Surprisingly, that's a question you may have to answer one day. Engineers from General Motors Corp. said recently that fully autonomous vehicles will be ready to hit the streets in 2020, and that automakers will be able to offer the technology if consumers want it.
"We believe that the world [of driving] will be autonomous on demand," Alan Taub, vice president of global research and development for GM, said in an interview with Design News. "There will still be fun-to-drive situations. People do enjoy driving, but not all the time."

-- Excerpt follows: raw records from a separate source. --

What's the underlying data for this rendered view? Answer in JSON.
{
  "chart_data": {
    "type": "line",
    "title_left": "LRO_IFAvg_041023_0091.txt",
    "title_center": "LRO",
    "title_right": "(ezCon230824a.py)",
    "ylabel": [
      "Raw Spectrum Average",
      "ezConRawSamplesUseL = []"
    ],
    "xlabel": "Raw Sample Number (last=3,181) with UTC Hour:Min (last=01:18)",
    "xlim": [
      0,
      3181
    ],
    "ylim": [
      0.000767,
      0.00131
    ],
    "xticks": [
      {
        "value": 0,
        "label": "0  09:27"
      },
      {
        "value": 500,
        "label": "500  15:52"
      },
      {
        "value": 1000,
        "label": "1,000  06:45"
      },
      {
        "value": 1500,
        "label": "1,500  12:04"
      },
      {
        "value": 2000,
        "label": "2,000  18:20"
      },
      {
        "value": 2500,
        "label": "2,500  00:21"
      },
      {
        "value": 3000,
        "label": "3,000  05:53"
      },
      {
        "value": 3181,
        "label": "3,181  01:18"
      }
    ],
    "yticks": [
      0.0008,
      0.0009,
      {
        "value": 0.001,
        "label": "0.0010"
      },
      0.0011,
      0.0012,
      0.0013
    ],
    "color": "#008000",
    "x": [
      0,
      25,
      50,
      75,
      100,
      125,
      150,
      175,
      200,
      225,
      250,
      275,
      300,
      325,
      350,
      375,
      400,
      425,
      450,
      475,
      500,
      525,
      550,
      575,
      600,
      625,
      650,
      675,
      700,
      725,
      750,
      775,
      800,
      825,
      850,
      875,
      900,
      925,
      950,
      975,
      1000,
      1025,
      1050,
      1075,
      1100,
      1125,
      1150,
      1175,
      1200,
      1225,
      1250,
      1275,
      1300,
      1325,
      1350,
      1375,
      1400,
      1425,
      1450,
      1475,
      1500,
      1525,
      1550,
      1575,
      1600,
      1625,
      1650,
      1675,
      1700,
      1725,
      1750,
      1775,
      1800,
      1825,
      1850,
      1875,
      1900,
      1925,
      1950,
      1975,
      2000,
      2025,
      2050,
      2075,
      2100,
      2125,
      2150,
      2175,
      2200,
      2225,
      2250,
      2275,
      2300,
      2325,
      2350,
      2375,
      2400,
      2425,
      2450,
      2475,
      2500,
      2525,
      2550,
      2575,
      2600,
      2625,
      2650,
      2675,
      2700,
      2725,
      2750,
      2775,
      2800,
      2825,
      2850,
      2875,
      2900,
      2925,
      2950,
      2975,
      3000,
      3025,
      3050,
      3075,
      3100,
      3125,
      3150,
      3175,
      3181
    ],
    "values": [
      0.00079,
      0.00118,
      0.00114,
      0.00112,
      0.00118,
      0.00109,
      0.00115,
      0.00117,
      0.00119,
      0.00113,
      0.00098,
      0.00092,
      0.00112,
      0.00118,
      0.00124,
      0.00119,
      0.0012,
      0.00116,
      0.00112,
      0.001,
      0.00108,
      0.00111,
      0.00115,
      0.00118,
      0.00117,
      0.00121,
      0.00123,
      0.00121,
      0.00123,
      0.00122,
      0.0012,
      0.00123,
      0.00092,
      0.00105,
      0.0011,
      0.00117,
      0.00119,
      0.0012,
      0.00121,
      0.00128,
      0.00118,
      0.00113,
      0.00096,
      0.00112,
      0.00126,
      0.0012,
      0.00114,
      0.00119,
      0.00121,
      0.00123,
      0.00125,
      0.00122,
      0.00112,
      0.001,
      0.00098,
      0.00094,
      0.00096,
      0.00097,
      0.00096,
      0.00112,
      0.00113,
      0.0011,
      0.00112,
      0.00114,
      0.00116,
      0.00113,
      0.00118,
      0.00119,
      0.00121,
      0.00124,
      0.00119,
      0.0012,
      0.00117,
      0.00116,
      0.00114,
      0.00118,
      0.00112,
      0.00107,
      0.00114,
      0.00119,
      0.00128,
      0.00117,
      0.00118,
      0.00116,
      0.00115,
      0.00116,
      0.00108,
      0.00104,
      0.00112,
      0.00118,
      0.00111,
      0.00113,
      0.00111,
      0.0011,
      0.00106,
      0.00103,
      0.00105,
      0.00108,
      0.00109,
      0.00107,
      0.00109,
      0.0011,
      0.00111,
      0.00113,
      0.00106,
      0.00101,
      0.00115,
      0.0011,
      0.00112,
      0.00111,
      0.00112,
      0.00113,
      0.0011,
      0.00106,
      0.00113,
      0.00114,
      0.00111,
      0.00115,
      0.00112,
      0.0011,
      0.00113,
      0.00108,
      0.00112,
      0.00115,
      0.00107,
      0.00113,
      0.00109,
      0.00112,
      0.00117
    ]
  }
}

Taub says that many of the technologies for self-driving vehicles are already in place, and that the ones that aren't will be available by mid-decade. He cites four pillars of the fully autonomous vehicle: Full, 360 degrees situational awareness; autonomous braking and steering; global-scale, real-time digital maps; and "driver-partially-in-the-loop" technology, which would enable drivers to share the chores with the car.
"Today, we can already do it in low-chaos environments," he told us. "If you try to go to Bombay, with very heavy congestion, people not driving in their lanes, and a mixture of pedestrian and vehicle traffic, our ability is limited. On the other hand, if you go to a freeway, where you only have to recognize vehicles and stationary objects, we can do that."
If you think that sounds a little bit too much like science fiction, then consider the DARPA Challenge events. In those events, which took place in 2004, 2005, and 2007, autonomous vehicles used cameras, radar, lasers, and tons of computing power to make their way across urban and desert courses. In 2004 and 2005, they drove over sand dunes, through valleys, along highways, and over rivers. They had to spot lines of barbed wire and so-called tank killers -- pieces of angle iron laid across the desert floor to stop their progress. And they prevailed. In 2005, five vehicles finished the 132-mile course without a shred of help. In 2007, in an urban environment, six vehicles finished.
Back then, vehicles won by employing numerous Pentium blade-type computers, digital signal processors, and field-programmable gate arrays, all of which "fused" the information from scores of sensors. The engineers who put the systems together sometimes referred to the trunkloads of computing equipment as "supercomputers on wheels."